Have you wondered why I don’t write much about gardening anymore? No I haven’t been away. And I haven’t run out of things to say. (I have 50 posts in draft.) I’m simply cranky from the heat and don’t have the energy, or the desire to put a happy face on this miserable summer. AJM just rolls his eyes and says, “Oh, it’s just your usual summer SAD.” “No. It is NOT.” I reply testily. “Every summer you want to throw in the trowel and move to a condo.” I glare. “This is not your usual summer.”
This summer just tied the third-place record set in 2000 for the most 100 degree days. After Tropical Storm Edouard moves through and brings (we hope) a little relief, we will break that record. That would make 2008 worse than 2000. And 2000, all Austinites should remember, was the year we set the all-time high temperature ever recorded in Austin. In SEPTEMBER. 112 degrees. In 2000, the heatwave didn’t break until September 24th.
I’m not looking for encouragement or sympathy. I don’t need uplifting speeches from people who live in more temperate summer climes. You have horrible winters to even the score (Although your plants go dormant in your dead season. Ours don’t. They just die.) Yes, I know that someday fall will come and the oxblood lilies will bloom again. Nor am I looking for strategies to garden in this heat. There are many gardeners in Austin who are more successful than I am. Good for you. I admire you. I do.
If, on the other hand, you want to tell me how miserable you are, please join in. Misery does love company. I took a little walk around my neighborhood to see how other people were coping, or not. And it cheered me up.
Some of my more whimsical neighbors have responded by eschewing plants altogether. This old bicycle has a bed made especially for it. A perfect water wise solution to our drought.

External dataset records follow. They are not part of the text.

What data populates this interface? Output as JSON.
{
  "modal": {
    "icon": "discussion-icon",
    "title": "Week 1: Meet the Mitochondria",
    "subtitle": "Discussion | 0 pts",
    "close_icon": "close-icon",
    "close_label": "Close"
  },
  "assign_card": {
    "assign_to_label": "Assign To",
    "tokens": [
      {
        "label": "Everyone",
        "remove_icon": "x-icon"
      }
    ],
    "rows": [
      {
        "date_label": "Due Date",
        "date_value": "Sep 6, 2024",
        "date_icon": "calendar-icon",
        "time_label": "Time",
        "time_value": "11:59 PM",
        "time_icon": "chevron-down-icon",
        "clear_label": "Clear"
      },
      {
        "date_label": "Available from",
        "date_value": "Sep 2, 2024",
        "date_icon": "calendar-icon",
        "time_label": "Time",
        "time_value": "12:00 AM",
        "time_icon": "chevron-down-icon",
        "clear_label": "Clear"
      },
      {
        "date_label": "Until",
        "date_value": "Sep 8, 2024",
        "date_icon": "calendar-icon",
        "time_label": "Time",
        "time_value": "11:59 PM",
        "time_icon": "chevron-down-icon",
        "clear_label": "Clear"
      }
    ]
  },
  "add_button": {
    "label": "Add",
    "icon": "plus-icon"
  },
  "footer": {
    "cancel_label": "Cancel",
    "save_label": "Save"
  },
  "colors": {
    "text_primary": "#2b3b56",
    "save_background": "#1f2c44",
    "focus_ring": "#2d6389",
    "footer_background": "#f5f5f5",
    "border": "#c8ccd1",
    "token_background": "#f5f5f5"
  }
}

Even professional garden designers who don’t live in South Austin are not above the impulse to border and mulch an area and call it a garden. I like how Tom Spencer recycled fallen limbs to make this bold statement about gardening in Austin.
Why are Austinites into extreme gardening? Well, between heat and drought, the leaves are falling off the trees…
…even attractive plantings of Texas natives look peaked and sunburned…
…ornamental grasses are suffering…
and people new to the neighborhood have learned why Austinites don’t plant trees and bushes in the spring.
That little patch of bright green is an affront to nature, isn’t it? Nature is on the left side of the photo. It wins.